Because we used a mail survey, we cannot rule out that some form of selection bias might have occurred. Although our response rate was fairly high (66.9%), we have not performed an additional inquiry regarding nonresponder characteristics to see whether they differed systematically in their attitude toward guidelines. Moreover, the medical center promoting this survey is known among responders as an institution committed to guideline promotion and implementation. Therefore, we cannot rule out some form of "social convenience" or Hawthorne effect bias in the answers. The relatively marked differences in the opinions expressed across professional settings, however, suggests that this bias, if present, did not substantially alter our results.
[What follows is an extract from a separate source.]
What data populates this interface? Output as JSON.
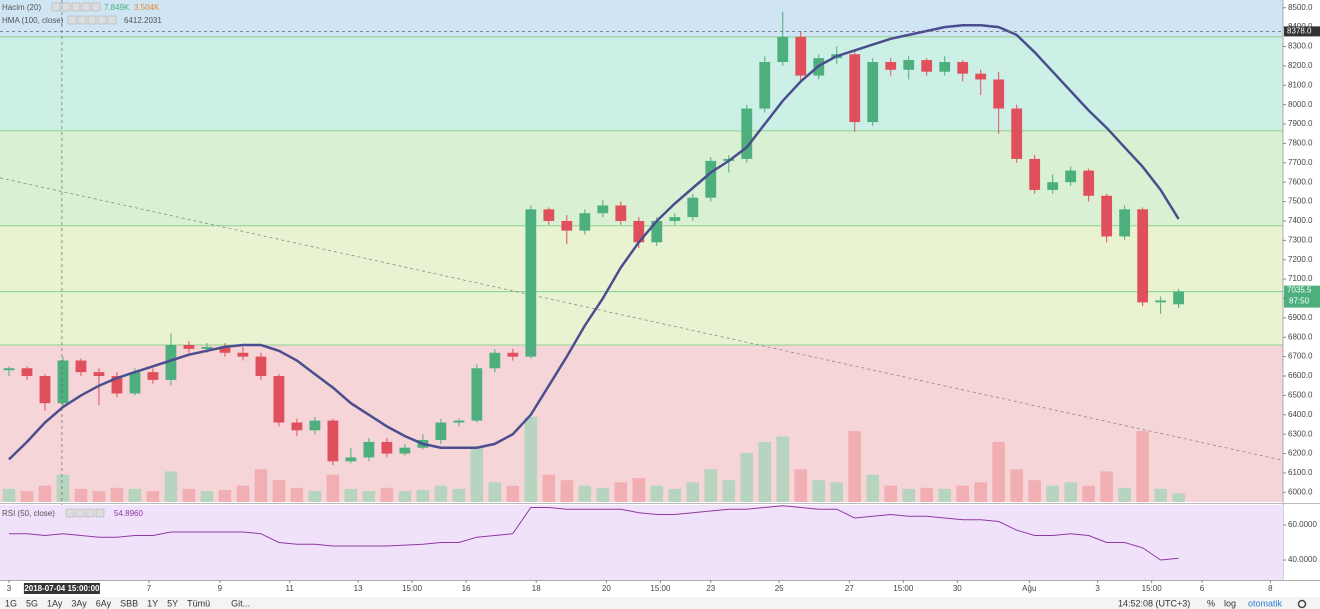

The results of our study suggest that despite the increasing popularity of practice guidelines, traditional views of health care and medical information are still deeply rooted in the medical profession. Physicians prefer other sources of information, especially their own and their colleagues' experience, to practice guidelines. Moreover, participation of nonphysicians in guideline development and use (hence, in health care decisions) is not viewed enthusiastically. Health care is a complex process involving different parties and different alternatives and implying societal choices. Yet, physicians do not like external interference in health care decisions and worry that these might threaten their role or put them in a difficult position with their patients.
It might take time for the evidence-based and multidisciplinary "approach" to be more widely accepted. Reducing this time lag seems to be an important cultural priority that should start in medical schools, eg, by including guidelines in teaching materials. For those who are physicians now, their involvement in multidisciplinary groups can fulfill that approach while providing a "training gym." Evidence-based practice centers and opinion leaders28 are crucial investments to favor an improvement of the cultural milieu, by involving health professionals and helping them agree on, adapt, and implement practice guidelines and evidence-based health policies. Within the implementation process, monitoring attitudes would also help to understand, and eventually overcome, potential barriers to the use of practice guidelines.
Accepted for publication December 5, 2000.